Ein 4:3-Bildschirm streckt 16:9-Videos, wie sie beispielsweise auf YouTube oder in Präsentationen zu finden sind. Passen Sie das Seitenverhältnis Ihres Bildschirms an Ihre Inhalte an.

5. Überwachung von Installation und Transport

Mietdisplays müssen leicht und modular sein. Fest installierte Displays müssen der Tragfähigkeit des Raumes entsprechen.

Abschließende Checkliste:

Bevor Sie den Kauf abschließen, gehen Sie diese Checkliste durch:

  • Ich habe die Eignung für den Innen- und Außenbereich bestätigt (Wasserdichtigkeit/Helligkeit).
  •  Ich habe die Displaygröße (Länge x Höhe) und das Seitenverhältnis gemessen.
  • Ich habe die kürzesten und weitesten Betrachtungsdistanzen notiert.
  • Der von mir gewählte Pixelabstand entspricht dem minimalen Betrachtungsabstand.
  • Die Auflösung entspricht meinen Inhaltsanforderungen (z. B. 4K für Videos, Text für Präsentationen).
  • Das Modell passt zu meinem Budget (ich muss nicht unnötig viel für zu kleine Stellplätze bezahlen).

Einpacken:

Bei der Wahl des richtigen LED-Displays geht es nicht darum, das „beste“ oder teuerste Modell zu nehmen. Vielmehr gilt es, Bildschärfe, Größe, Betrachtungsabstand und Budget optimal aufeinander abzustimmen. Indem Sie mit den drei Kernfragen beginnen, den Pixelabstand verstehen und das passende Modell für Ihren Anwendungsfall auswählen, erhalten Sie ein Display, das hervorragend aussieht und Ihren Anforderungen entspricht.

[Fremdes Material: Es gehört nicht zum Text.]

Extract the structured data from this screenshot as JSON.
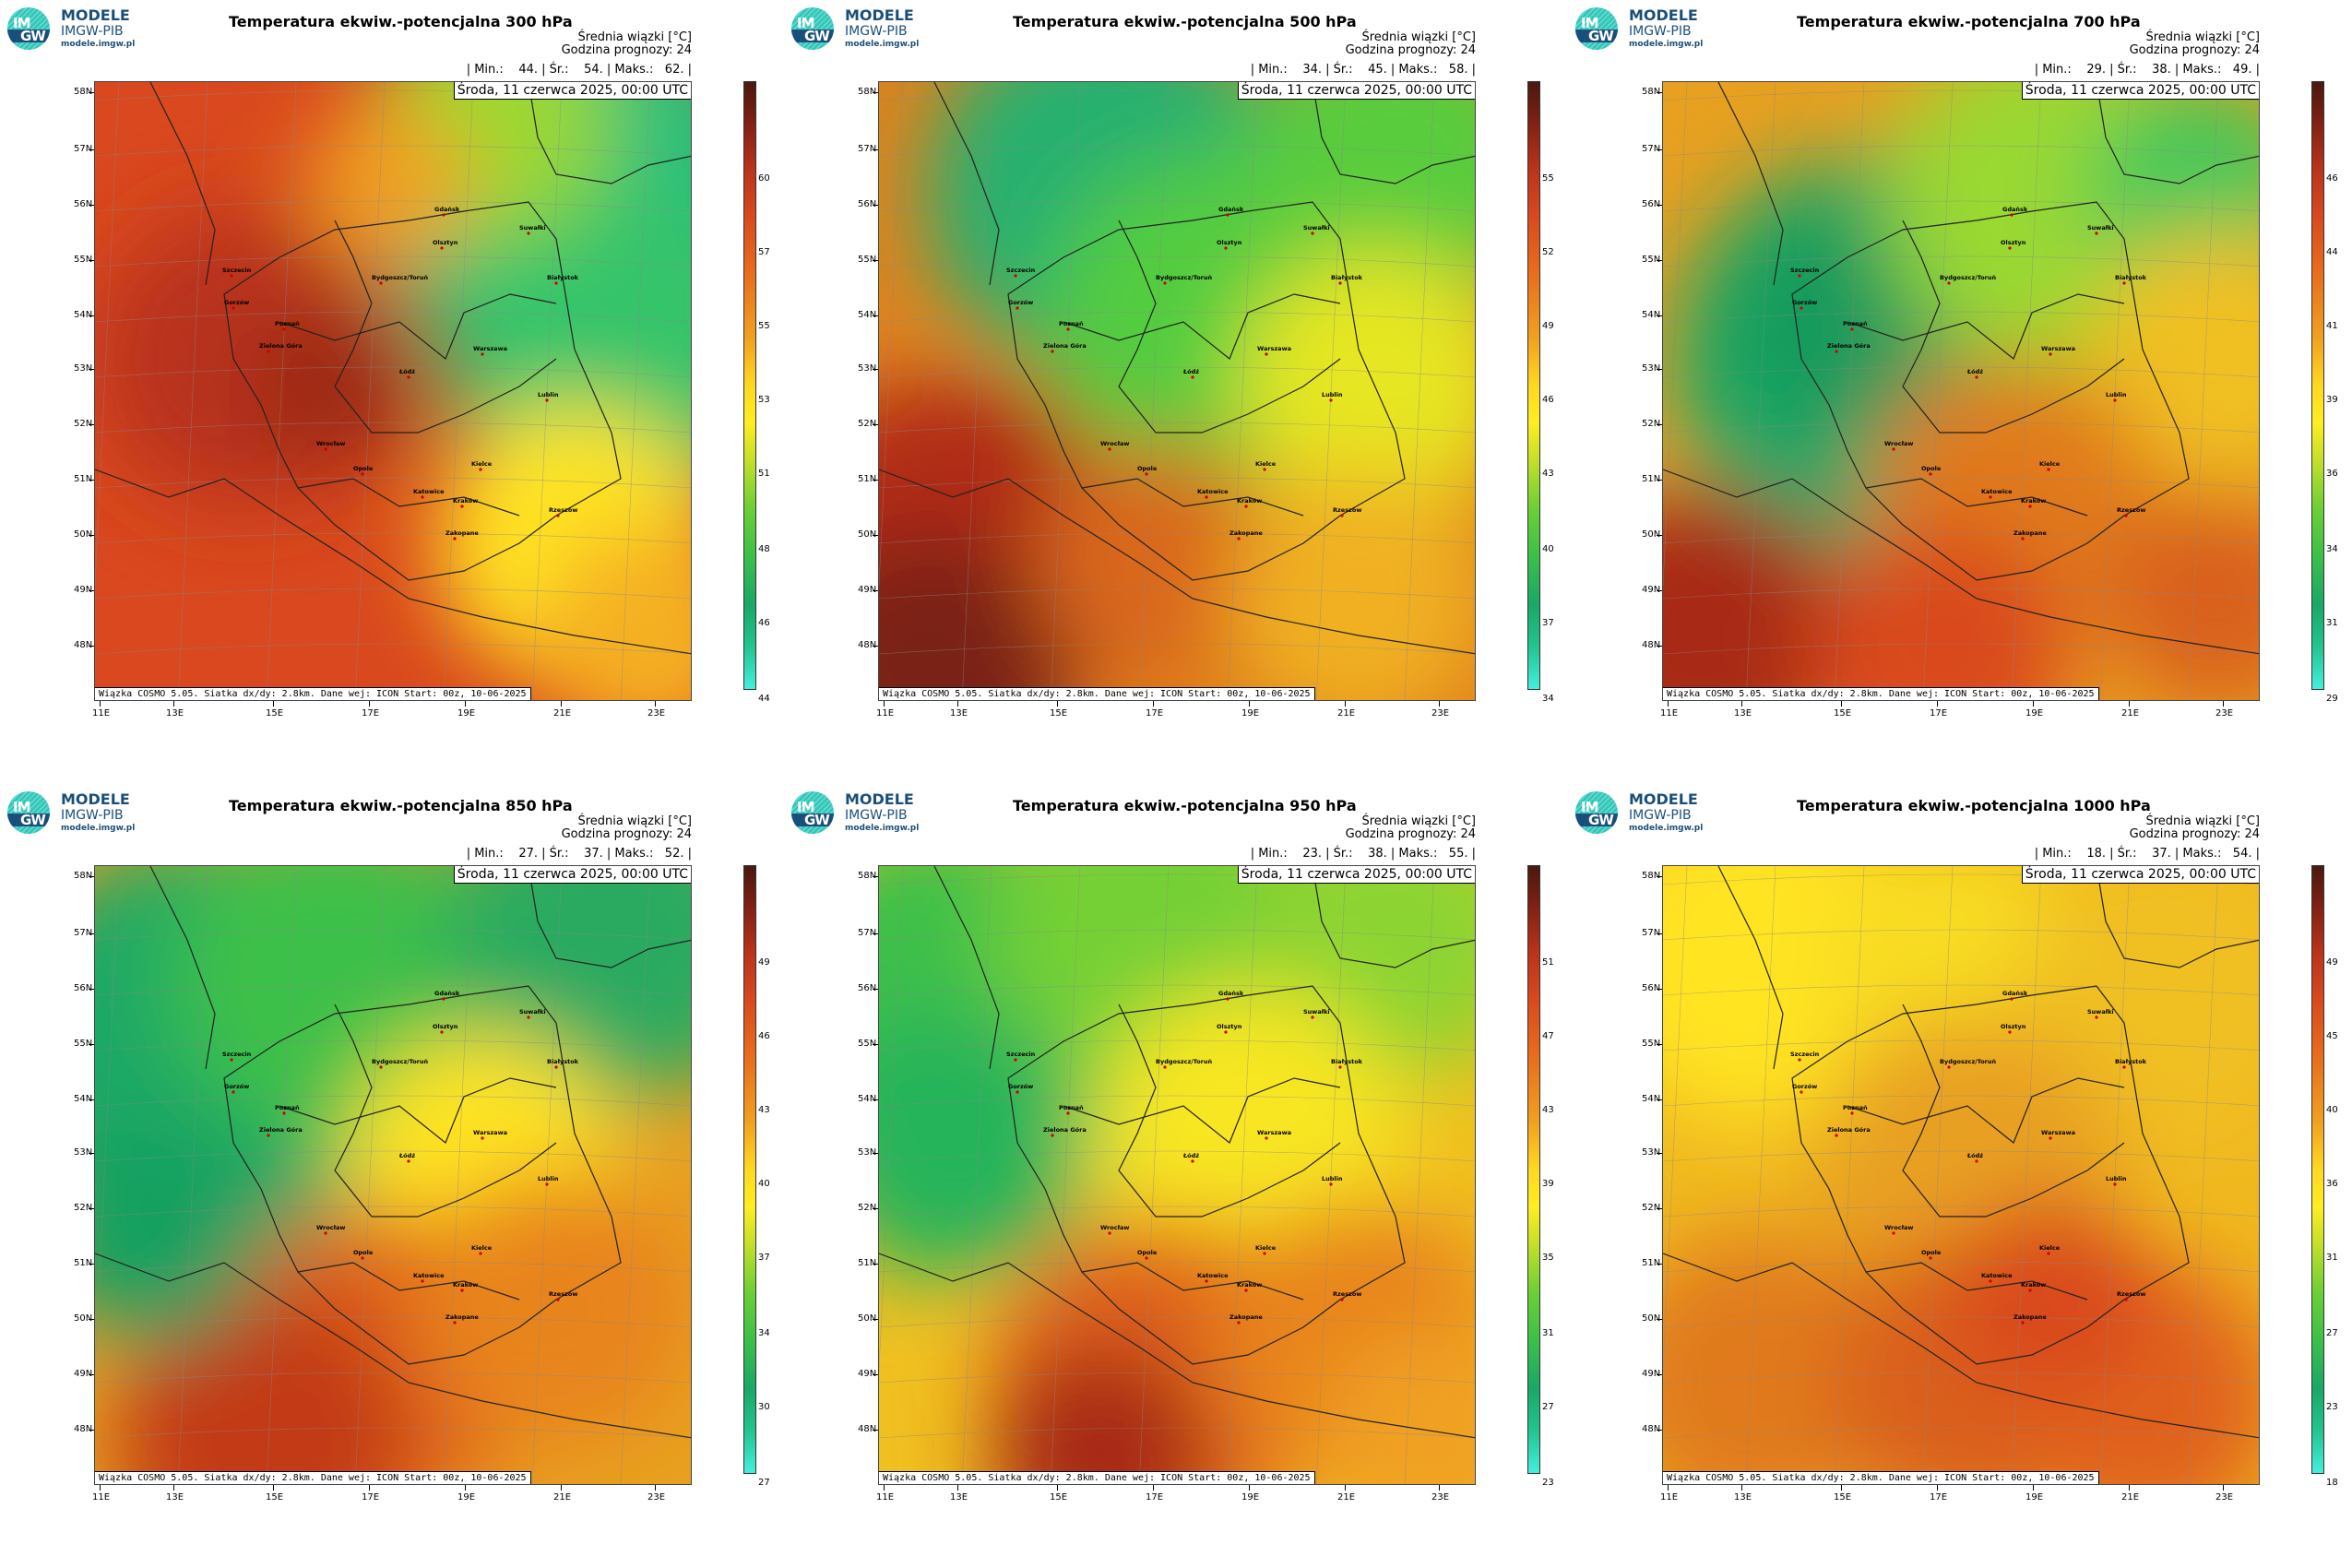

Haben Sie es verstanden? Wenn Sie das nächste Mal ein LED-Display-Modell auswählen müssen, folgen Sie einfach diesen Schritten, und Sie werden die richtige Entscheidung treffen. Sollten Sie dennoch Fragen haben, kontaktieren Sie uns gerne. Viel Erfolg bei der Auswahl!